Transient receptor potential melastatin 2 channels are overexpressed in myalgic encephalomyelitis/chronic fatigue syndrome patients.
Balinas, Cassandra, Cabanas, Helene, Staines, Donald et al. · Journal of translational medicine · 2019 · DOI
Quick Summary
This study looked at immune cells called NK cells in people with ME/CFS, focusing on special channels on their surface called TRPM2 that control calcium flow. Researchers found that ME/CFS patients had higher levels of these TRPM2 channels compared to healthy people, and their NK cells were less effective at fighting infections. When researchers tried two different drugs to modify these channels, the drugs reduced TRPM2 levels but did not improve the cells' ability to fight infections.
Why It Matters
NK cell dysfunction is a hallmark of ME/CFS, and understanding the specific cellular mechanisms—like calcium regulation through TRPM2 channels—may reveal why immune responses are impaired. This research provides potential targets for future therapies aimed at restoring NK cell function and could eventually lead to treatments that improve immune competence in ME/CFS patients.
Observed Findings
TRPM2 and CD38 surface expression was significantly higher on baseline NK cells in ME/CFS patients compared to healthy controls
NK cell cytotoxicity was significantly reduced at baseline in ME/CFS patients
8-Br-ADPR treatment reduced TRPM2 surface expression on CD56BrightCD16Dim/- NK cell subset in ME/CFS group
IL-2 stimulation caused expression changes only in the CD56DimCD16+ NK cell subset
Drug treatments did not restore NK cell cytotoxicity in ME/CFS patients despite modifying TRPM2 expression
Inferred Conclusions
TRPM2 overexpression may represent a compensatory response to underlying calcium homeostasis dysregulation in ME/CFS
An intrinsic impairment in TRPM2 ion channel function may be present in ME/CFS, limiting calcium mobilization critical for NK cytotoxicity
Differential TRPM2 expression patterns across NK cell subtypes suggest their roles may vary in ME/CFS pathomechanism
Remaining Questions
Why does TRPM2 overexpression fail to restore NK cell cytotoxicity despite its role in calcium signaling?

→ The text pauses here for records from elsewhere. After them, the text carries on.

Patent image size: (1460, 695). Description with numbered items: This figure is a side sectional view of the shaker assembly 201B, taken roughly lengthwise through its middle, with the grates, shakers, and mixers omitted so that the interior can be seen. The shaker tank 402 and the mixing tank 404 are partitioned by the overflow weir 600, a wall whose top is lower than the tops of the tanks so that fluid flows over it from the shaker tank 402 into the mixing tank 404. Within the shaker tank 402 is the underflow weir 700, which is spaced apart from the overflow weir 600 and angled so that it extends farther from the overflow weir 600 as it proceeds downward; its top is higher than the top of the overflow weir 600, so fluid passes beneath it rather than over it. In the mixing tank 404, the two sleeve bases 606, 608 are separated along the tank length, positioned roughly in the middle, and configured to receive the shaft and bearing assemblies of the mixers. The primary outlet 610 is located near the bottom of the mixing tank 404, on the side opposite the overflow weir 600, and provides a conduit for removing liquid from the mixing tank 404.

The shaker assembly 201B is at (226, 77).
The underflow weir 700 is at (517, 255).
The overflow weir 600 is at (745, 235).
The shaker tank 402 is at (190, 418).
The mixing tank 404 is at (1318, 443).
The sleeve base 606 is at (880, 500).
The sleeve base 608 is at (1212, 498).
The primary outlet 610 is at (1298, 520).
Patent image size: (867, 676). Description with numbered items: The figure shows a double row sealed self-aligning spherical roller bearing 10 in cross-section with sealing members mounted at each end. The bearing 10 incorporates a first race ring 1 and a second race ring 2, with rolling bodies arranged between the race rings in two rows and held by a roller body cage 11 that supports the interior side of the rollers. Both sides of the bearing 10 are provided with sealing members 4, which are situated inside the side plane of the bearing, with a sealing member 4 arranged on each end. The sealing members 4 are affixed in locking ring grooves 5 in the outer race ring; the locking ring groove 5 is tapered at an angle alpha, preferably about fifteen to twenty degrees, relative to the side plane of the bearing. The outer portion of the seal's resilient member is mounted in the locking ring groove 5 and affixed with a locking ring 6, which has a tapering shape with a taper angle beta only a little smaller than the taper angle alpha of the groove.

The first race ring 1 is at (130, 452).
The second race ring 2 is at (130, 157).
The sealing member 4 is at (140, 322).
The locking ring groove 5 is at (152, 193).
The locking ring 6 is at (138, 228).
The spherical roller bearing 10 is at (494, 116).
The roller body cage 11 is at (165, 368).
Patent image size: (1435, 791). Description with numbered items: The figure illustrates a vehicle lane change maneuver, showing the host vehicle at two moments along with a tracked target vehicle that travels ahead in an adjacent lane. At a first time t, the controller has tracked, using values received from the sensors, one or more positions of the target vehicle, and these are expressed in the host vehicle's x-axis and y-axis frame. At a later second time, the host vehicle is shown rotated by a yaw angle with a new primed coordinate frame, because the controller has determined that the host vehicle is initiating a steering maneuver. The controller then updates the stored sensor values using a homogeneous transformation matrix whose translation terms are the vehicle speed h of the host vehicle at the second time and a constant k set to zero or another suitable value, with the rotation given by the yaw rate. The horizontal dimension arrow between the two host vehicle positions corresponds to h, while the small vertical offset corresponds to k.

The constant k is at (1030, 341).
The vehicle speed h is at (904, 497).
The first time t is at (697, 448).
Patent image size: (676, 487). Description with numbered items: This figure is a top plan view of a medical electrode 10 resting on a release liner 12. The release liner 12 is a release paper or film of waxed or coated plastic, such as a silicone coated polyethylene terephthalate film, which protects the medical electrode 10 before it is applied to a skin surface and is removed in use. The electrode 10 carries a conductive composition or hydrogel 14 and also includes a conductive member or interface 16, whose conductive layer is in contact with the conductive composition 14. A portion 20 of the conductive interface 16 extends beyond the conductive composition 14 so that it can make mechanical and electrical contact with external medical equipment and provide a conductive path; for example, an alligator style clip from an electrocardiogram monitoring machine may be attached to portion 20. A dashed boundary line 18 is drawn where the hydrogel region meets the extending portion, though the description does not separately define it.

Is the TRPM2 overexpression a primary defect or secondary compensation for another calcium regulation problem?
What This Study Does Not Prove
This study does not prove that TRPM2 overexpression causes ME/CFS or that correcting TRPM2 levels will cure the disease. It does not establish whether the TRPM2 changes are a cause or consequence of immune dysfunction, and the lack of cytotoxicity improvement with drug treatment suggests TRPM2 targeting alone may be insufficient. The small sample size and in vitro design limit generalizability to real-world disease mechanisms.